[Jacobus de Jong]
JONG (Jacobus de), in 1837 te Zevenaar geboren, bezocht het gymnasium te Amersfoort en liet zich op 24 Juni 1854 te Utrecht als student inschrijven. In 1860 tot proponent bevorderd, aanvaardde hij den 24en Februari 1861 de Evangeliebediening te Zuiderwoude, ontving op 19 Juli 1863 een beroep naar Nieuwe Niedorp en deed er op 18 October d.a.v. intrede, na één week tevoren te Zuiderwoude afscheid gepreekt te hebben. Op 10 Juli 1869 tot predikant in Oost-Indië benoemd, hield De Jong op 31 October van dat jaar zijn afscheidsrede te Nieuwe Niedorp en werd op 18 November te 's-Gravenhage in zijn nieuw ambt bevestigd. Achtereenvolgens stond hij te Bandjermassing (1870), Padang (Febr. 1874), ging in 1880 met verlof naar Nederland, en diende daarna nog de gemeenten Salatiga (1881) en Soerabaya (1890).
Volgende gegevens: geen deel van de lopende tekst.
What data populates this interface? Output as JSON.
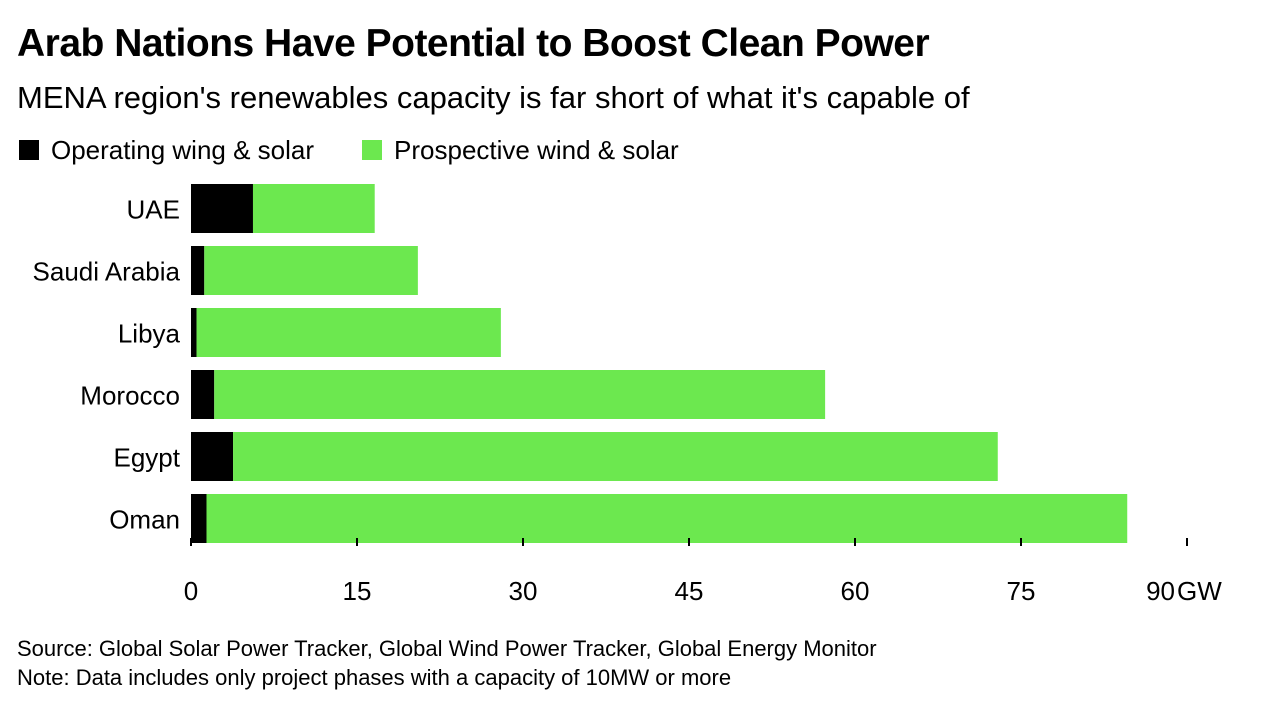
{
  "title": "Arab Nations Have Potential to Boost Clean Power",
  "subtitle": "MENA region's renewables capacity is far short of what it's capable of",
  "legend": [
    {
      "label": "Operating wing & solar",
      "color": "#000000"
    },
    {
      "label": "Prospective wind & solar",
      "color": "#6ce84f"
    }
  ],
  "chart_data": {
    "type": "bar",
    "orientation": "horizontal",
    "stacked": true,
    "categories": [
      "UAE",
      "Saudi Arabia",
      "Libya",
      "Morocco",
      "Egypt",
      "Oman"
    ],
    "series": [
      {
        "name": "Operating wing & solar",
        "color": "#000000",
        "values": [
          5.6,
          1.2,
          0.5,
          2.1,
          3.8,
          1.4
        ]
      },
      {
        "name": "Prospective wind & solar",
        "color": "#6ce84f",
        "values": [
          11.0,
          19.3,
          27.5,
          55.2,
          69.1,
          83.2
        ]
      }
    ],
    "xlim": [
      0,
      90
    ],
    "xticks": [
      0,
      15,
      30,
      45,
      60,
      75,
      90
    ],
    "xunit": "GW",
    "grid": false,
    "legend_position": "top-left"
  },
  "notes": {
    "source": "Source: Global Solar Power Tracker, Global Wind Power Tracker, Global Energy Monitor",
    "note": "Note: Data includes only project phases with a capacity of 10MW or more"
  }
}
In 1891 ontving hij op zijn verzoek eervol ontslag, werd op 20 Maart 1892 predikant te Heer-Hugowaard, maar nam met ingang van 1 September 1893 zijn emeritaat. Toch verbond hij zich den 10en Juni 1894 weer aan de gemeente Barchem, waar hij arbeidde tot zijn overlijden op 8 Februari 1895. Hij schreef Schetsen van Sumatra's Westkust, die opgenomen zijn in de Haarlemmer Courant van 1881.
Litteratuur: Van Troostenburg de Bruyn, Biogr. Wdb. O.I. Pred., 218. - Alb. Stud. Rh.-Traj., 398.